Think of it like a shop. The building itself (walls, electricity, AC, water) is the infrastructure. The work happening inside (cashier processing payments, stock being tracked) is the application. Both can have problems. Both need to be watched.
"Is the building healthy?"
"Is the work inside running fine?"
If the alert is infra-related (high CPU, disk full), you check the server, restart services, or clear space. If it's app-related (high error rate, slow API), you dig into the application logs, check the code config, or look at recent deployments. The starting point is different for each.
A very common mistake for new engineers is treating all alerts the same. They're not. Always ask first: is this an infra problem or an app problem?
Looking at the dashboard above — disk space is critical at 96%. Your first action: log into the server, find what's eating disk space (usually old log files), clean it up or archive it. Don't wait — at 100% the server will crash and stop writing any new data.
The transaction error rate warning at 4.2% also needs attention. This is an app-level alert. You'd check the application logs to see what type of transactions are failing and why.
1. Is this Infra or App? 2. What severity is it — OK, Info, Warning, or Critical?
This is exactly what you'll do every morning when you open your monitoring tool. Here's a full classification exercise:
| Alert Message | Type | Severity | What You Should Do |
|---|---|---|---|
| Server CPU at 97% for last 10 minutes | Infra | Critical | Create P1 ticket. Check what process is eating CPU. Restart if needed. |
| Payment API returning 500 errors — 80% failure rate | App | Critical | Drop everything. Check app logs. Likely a P1 — alert the team immediately. |
| Disk usage reached 82% on DB server | Infra | Warning | Schedule log cleanup. Monitor closely.

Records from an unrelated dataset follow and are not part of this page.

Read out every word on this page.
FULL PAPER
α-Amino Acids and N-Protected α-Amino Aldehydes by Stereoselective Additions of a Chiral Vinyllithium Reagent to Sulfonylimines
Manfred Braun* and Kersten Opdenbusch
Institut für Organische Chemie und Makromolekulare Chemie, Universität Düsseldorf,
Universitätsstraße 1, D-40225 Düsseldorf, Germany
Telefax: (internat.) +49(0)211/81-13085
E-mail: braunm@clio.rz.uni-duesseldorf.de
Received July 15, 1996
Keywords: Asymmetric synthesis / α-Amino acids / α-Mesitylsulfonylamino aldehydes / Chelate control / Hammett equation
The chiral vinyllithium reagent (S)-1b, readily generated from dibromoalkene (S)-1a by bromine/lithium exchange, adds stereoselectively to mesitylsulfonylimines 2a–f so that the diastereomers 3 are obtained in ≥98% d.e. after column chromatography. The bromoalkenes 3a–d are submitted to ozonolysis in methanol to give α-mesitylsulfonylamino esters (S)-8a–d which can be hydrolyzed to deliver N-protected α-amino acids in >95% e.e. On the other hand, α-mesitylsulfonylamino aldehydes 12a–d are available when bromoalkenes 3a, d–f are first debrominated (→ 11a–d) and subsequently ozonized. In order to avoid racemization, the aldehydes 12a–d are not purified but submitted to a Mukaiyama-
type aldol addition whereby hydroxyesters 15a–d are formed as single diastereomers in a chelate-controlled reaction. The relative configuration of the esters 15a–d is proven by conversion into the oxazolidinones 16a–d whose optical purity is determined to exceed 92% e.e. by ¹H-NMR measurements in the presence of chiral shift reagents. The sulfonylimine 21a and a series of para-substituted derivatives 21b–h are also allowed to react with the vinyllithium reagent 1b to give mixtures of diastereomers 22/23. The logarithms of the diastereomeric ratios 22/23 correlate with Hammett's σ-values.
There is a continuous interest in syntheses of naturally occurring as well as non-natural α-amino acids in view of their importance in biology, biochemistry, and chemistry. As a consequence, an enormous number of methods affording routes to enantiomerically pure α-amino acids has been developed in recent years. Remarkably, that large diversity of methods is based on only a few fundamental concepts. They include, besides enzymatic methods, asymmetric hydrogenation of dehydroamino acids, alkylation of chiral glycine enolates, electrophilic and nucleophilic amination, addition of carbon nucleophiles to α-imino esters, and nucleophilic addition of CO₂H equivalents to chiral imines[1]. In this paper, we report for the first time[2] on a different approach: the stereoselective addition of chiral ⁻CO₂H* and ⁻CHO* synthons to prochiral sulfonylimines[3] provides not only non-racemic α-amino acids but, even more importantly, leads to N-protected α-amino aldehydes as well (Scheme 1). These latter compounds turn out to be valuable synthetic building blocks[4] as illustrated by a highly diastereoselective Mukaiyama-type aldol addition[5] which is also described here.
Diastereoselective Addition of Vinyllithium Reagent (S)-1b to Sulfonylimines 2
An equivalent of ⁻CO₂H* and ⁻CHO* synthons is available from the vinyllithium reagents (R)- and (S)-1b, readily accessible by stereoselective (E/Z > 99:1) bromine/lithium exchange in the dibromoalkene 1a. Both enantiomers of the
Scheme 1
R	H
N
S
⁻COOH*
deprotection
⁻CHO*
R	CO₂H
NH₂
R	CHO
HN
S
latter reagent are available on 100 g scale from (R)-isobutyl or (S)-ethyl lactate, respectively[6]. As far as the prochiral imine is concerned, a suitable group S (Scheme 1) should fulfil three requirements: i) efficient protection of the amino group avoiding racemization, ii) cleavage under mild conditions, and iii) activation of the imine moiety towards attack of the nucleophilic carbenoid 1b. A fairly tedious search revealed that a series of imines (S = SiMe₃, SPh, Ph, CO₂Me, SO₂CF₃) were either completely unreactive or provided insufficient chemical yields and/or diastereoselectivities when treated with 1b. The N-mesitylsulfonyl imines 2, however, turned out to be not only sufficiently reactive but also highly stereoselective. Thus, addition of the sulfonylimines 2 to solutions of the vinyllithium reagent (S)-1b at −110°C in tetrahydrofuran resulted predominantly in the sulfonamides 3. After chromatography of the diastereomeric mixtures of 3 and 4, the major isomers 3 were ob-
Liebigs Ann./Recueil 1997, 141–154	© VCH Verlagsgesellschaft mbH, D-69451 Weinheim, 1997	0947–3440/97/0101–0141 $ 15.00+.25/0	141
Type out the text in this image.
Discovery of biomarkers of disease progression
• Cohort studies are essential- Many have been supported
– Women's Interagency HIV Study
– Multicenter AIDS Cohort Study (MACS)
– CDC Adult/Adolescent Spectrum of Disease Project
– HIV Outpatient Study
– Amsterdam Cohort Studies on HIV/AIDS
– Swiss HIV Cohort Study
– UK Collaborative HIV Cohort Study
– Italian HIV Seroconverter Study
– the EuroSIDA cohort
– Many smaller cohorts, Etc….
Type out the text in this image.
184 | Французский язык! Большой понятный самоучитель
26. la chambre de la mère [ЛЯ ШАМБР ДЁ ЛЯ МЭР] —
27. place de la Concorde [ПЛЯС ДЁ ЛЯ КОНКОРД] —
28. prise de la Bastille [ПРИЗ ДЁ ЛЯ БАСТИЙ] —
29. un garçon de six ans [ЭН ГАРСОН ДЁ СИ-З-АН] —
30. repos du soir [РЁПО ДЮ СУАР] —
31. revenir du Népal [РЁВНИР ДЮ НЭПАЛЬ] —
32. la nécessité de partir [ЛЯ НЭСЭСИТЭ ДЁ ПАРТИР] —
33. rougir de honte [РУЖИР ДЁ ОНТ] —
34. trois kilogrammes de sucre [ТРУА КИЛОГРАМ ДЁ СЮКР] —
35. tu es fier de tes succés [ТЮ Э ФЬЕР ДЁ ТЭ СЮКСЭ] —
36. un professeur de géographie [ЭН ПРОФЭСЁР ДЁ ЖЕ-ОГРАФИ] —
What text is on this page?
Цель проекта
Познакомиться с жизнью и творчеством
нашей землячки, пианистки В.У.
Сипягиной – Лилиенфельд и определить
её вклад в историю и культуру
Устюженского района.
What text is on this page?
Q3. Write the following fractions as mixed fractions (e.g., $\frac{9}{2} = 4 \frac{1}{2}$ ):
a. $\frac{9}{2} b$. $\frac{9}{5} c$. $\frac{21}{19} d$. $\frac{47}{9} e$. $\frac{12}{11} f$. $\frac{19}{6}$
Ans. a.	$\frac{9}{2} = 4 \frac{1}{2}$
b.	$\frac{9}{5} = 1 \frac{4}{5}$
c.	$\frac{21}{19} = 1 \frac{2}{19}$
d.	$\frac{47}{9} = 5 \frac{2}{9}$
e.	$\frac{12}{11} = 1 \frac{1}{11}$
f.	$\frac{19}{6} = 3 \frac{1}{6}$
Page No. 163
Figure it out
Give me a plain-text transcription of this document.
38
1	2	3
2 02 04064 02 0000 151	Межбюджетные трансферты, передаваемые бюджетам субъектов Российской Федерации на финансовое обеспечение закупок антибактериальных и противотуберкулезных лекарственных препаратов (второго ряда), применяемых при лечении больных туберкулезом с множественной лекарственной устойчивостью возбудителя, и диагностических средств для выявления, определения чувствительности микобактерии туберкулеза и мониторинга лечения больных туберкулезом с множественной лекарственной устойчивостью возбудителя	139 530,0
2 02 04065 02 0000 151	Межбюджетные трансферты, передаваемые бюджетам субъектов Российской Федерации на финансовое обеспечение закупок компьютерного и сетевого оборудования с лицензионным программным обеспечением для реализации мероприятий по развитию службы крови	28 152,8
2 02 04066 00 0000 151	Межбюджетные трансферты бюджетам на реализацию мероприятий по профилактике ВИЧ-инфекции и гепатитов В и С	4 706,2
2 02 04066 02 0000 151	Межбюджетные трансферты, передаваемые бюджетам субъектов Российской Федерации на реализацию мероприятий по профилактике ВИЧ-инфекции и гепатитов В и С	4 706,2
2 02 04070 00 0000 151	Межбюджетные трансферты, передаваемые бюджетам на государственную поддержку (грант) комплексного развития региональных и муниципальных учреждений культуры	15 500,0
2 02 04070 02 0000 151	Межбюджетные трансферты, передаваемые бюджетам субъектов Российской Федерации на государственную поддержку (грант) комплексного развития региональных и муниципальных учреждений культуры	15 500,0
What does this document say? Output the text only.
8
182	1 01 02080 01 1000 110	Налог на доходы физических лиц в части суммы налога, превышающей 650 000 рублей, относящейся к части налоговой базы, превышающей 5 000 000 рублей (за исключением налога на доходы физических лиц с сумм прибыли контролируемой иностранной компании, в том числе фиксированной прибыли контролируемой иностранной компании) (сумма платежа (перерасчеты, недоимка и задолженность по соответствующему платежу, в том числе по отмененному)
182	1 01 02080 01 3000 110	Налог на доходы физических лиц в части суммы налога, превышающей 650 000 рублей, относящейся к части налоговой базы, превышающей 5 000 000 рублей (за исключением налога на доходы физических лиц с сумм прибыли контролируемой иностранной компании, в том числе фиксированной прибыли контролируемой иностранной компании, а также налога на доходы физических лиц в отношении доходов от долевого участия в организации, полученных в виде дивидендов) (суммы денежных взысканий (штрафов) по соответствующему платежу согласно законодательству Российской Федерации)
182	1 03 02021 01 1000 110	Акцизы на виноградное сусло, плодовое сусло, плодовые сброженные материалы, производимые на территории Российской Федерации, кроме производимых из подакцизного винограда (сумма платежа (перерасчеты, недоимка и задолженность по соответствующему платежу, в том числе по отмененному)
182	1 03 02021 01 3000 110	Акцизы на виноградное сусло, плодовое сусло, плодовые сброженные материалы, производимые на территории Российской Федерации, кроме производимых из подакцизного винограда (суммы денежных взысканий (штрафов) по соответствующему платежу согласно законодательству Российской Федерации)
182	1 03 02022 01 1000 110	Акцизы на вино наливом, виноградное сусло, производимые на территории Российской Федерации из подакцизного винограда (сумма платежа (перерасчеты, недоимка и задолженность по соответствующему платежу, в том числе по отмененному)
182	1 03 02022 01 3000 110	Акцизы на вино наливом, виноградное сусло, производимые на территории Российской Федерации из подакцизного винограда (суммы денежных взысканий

Will become critical at 90%+. |
| Login failures increased by 30% in last hour | App | Warning | Check if it's a specific user, IP, or region. Could be fraud attempt or an auth bug. |
| Nightly backup completed successfully | Infra | Info | Just log it. No action needed. Good news. |
| API response time: 210ms (normal is under 500ms) | App | OK | All good. No action needed. System is healthy. |
| Database server not responding — connection refused | Infra | Critical | P1 immediately. Every app that uses this DB is now broken. Wake up the team. |
| Transaction queue length growing — 500 jobs waiting | App | Warning | Check if the queue processor is running. If stuck, restart the worker service. |
| New deployment pushed to PROD at 3:00 PM | App | Info | Watch closely for 30 minutes post-deploy. Any new alerts after this = likely the deployment caused it. |
| RAM usage dropped back to 45% after restart | Infra | OK / Resolved | Previous warning is cleared. Update the Jira ticket. Inform client if they were affected. |
At 7 AM you get a CRITICAL alert: "DB server not responding." No client has called yet. You open a P1 ticket immediately, start investigating, and send an early heads-up to the client — "We detected an issue and are already working on it." This is proactive support and clients love it.
You get a WARNING: disk at 83%. You think "it's not critical yet, I'll handle it later." Two hours later it hits 100% and the server crashes. Warnings are your chance to prevent the fire. Always act on warnings before they become critical.
A CRITICAL alert fires right after a deployment. First question to ask: "Was anything deployed recently?" If yes, the deployment is your prime suspect. You check what changed and whether rolling it back fixes the issue.
You get 20 alerts at once — CPU, memory, API errors, login failures all firing together. Don't panic. Usually one root cause triggers everything else. Start with the infra alerts first — if the server is overloaded, that's probably causing all the app-level alerts too.